I think that Ada is in the swing of a major routine change lately. What had been a fairly predictable schedule was completely thrown off by first teeth, never to return again. I’m trying so hard to listen to her and the new routine that she wants, but I’m having a difficult time figuring it out. Long naps have turned into cat naps, solid nursing sessions turn into several “drive through” snacks.
We’re also feeling out an earlier bedtime. For a long while, Ada would fall asleep somewhere between 8:30 and 9…always “parented” to sleep (rocking, snuggling, nursing, singing). Lately she’s been getting tired earlier in the evening, too late really for a nap and seemingly too early for bed.
I feel sort of held hostage by this unpredictability. And as any parent knows, you start driving yourself crazy wondering how long this will last and if you will ever be able to take a shower again. (I also wonder if we’ll ever want another child.)
I’ve become obsessed with figuring out what’s “normal” (turns out nothing is…no baby is the same), wondering if I should babywear her on my back all day long (I so would lose my sanity), and staring at her baby monitor all nap long (not very productive).

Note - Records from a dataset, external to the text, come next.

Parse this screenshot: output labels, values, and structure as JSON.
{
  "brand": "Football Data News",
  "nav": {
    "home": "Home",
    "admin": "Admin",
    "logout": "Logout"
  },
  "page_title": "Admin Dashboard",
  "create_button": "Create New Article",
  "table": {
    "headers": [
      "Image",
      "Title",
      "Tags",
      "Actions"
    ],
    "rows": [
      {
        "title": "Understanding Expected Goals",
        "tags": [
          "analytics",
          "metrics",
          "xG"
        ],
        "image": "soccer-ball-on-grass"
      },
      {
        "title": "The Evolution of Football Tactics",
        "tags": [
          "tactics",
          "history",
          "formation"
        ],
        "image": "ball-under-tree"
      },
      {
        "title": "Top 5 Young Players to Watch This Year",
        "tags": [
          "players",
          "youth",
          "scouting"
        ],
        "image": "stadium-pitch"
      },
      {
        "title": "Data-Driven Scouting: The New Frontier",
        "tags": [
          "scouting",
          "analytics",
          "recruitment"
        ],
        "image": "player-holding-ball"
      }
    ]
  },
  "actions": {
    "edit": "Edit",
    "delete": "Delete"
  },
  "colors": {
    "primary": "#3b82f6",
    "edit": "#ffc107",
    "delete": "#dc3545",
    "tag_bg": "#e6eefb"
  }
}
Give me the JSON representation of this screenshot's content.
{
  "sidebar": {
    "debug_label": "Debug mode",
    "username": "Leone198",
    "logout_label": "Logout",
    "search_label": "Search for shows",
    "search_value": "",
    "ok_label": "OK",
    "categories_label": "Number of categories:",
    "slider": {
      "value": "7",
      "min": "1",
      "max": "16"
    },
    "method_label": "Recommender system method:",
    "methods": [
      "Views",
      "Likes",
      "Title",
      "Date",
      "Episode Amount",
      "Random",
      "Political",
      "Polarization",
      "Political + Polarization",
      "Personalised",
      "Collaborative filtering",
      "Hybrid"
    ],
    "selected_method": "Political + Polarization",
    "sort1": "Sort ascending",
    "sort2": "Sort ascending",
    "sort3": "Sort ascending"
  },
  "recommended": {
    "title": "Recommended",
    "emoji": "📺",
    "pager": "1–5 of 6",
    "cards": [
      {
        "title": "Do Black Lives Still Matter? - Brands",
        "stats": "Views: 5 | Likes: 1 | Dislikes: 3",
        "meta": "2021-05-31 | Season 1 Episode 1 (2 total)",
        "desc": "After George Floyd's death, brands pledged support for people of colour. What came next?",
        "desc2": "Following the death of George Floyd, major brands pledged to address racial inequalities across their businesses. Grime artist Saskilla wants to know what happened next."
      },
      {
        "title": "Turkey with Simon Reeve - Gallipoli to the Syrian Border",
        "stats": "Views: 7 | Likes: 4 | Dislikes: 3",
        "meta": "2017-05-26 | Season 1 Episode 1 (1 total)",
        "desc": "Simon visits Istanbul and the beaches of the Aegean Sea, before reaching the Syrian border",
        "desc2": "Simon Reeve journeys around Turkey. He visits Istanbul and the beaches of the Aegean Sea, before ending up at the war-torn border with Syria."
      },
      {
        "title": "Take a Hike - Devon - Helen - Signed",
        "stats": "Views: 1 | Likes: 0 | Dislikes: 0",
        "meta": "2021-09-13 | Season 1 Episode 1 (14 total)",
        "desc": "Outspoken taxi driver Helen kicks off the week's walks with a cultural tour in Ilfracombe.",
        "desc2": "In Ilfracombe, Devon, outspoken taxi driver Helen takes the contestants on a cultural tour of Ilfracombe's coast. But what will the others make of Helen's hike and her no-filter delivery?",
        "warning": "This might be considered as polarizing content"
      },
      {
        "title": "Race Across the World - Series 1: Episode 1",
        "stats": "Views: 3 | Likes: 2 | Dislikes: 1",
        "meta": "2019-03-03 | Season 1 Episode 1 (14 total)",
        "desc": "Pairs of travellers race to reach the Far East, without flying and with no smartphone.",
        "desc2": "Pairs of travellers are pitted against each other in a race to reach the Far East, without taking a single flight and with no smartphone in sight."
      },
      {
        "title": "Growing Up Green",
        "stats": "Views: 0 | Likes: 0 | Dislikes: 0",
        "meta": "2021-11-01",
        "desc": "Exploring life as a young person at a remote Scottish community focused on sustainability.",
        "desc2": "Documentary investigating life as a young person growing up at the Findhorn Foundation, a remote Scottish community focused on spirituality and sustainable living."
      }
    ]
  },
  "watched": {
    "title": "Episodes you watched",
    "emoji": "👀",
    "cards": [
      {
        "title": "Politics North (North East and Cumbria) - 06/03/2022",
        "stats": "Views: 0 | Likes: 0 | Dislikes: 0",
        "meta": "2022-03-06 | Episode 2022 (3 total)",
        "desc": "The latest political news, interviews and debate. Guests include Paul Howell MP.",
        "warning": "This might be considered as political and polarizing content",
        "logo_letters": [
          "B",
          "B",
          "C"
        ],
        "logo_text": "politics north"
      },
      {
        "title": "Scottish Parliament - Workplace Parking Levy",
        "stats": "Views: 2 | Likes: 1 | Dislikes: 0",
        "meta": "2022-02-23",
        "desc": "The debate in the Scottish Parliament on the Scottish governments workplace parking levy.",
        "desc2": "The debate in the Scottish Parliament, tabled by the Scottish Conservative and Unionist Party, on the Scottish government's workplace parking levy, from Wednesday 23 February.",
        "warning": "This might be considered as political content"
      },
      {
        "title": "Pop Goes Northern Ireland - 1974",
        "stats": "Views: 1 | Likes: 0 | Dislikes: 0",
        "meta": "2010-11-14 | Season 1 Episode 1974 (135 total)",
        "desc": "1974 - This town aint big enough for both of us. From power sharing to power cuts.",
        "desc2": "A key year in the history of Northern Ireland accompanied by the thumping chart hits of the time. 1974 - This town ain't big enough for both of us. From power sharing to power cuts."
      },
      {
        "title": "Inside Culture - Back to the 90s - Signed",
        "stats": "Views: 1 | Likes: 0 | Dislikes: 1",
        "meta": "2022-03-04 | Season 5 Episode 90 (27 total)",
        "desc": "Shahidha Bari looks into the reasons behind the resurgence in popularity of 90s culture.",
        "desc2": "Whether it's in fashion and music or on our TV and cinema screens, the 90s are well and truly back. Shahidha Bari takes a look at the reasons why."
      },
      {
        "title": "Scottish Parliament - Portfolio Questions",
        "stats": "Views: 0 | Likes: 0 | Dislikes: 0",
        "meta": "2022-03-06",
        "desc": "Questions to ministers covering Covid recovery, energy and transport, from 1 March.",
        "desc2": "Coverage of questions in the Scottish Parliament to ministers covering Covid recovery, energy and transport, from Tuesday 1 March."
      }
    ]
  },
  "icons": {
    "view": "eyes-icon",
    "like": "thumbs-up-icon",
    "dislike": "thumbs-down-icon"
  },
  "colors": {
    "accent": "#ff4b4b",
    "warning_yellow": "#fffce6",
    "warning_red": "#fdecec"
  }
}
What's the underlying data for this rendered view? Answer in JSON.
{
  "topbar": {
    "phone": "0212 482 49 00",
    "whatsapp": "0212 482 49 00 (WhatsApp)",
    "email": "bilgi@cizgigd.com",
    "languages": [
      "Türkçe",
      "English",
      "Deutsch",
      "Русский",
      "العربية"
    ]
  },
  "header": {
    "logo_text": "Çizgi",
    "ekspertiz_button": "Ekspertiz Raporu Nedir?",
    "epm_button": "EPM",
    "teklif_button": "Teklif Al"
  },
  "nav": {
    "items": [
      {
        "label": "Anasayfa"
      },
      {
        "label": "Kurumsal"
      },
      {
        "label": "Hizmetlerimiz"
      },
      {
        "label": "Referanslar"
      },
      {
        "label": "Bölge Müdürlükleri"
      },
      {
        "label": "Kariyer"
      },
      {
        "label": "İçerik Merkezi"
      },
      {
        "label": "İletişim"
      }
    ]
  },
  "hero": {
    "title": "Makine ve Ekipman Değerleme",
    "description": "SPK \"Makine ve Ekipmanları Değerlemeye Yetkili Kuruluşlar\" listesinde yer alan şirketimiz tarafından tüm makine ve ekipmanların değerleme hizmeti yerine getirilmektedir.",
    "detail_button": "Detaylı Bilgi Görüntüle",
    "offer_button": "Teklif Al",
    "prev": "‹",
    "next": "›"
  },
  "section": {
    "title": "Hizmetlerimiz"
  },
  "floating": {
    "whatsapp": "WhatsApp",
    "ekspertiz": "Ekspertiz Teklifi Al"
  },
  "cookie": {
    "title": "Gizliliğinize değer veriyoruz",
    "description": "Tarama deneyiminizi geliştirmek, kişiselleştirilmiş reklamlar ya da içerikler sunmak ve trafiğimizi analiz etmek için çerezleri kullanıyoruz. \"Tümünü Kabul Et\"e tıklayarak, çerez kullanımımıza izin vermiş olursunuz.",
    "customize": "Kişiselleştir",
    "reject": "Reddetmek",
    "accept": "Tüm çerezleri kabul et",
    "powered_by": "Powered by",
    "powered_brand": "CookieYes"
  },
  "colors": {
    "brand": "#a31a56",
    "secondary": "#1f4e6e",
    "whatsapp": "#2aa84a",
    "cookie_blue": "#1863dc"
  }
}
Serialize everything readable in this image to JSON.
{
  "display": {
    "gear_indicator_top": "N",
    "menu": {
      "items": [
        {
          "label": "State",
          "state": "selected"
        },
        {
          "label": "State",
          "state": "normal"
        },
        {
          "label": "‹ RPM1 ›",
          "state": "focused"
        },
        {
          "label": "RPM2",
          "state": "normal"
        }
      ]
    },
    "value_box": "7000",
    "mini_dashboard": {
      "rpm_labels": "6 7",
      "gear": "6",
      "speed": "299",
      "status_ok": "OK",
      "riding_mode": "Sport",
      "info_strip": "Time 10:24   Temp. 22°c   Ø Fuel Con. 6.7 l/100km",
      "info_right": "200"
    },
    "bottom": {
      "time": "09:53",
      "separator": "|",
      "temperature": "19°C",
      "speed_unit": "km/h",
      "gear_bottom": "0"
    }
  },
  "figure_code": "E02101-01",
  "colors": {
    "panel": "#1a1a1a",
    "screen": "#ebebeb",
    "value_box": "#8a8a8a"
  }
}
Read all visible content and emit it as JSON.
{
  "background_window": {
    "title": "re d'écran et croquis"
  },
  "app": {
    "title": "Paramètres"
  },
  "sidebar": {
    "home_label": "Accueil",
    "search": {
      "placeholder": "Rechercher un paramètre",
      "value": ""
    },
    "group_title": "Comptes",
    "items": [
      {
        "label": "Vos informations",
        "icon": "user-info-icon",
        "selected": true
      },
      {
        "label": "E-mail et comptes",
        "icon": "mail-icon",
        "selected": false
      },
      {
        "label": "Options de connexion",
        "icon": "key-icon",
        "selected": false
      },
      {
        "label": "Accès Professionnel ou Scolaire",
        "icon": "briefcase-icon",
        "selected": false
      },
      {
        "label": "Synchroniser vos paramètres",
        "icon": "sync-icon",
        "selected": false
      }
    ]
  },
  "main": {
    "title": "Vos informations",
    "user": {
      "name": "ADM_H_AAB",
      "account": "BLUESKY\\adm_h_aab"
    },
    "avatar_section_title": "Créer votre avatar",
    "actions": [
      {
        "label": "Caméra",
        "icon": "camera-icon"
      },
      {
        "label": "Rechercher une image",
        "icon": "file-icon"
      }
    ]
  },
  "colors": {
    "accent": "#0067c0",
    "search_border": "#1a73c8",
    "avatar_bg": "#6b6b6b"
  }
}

Lucky for Ada, she’s pretty darn cute. It’s funny how all the frustration gets immediately erased by a smile, giggle, or newly developed skill. Some of my favorite moments as of late are spent sitting at the table with her while she chats through her lunch or dinner (more on our babyled weaning efforts later).
She really is coming into her own and we will just have to slog through this unpredictability together.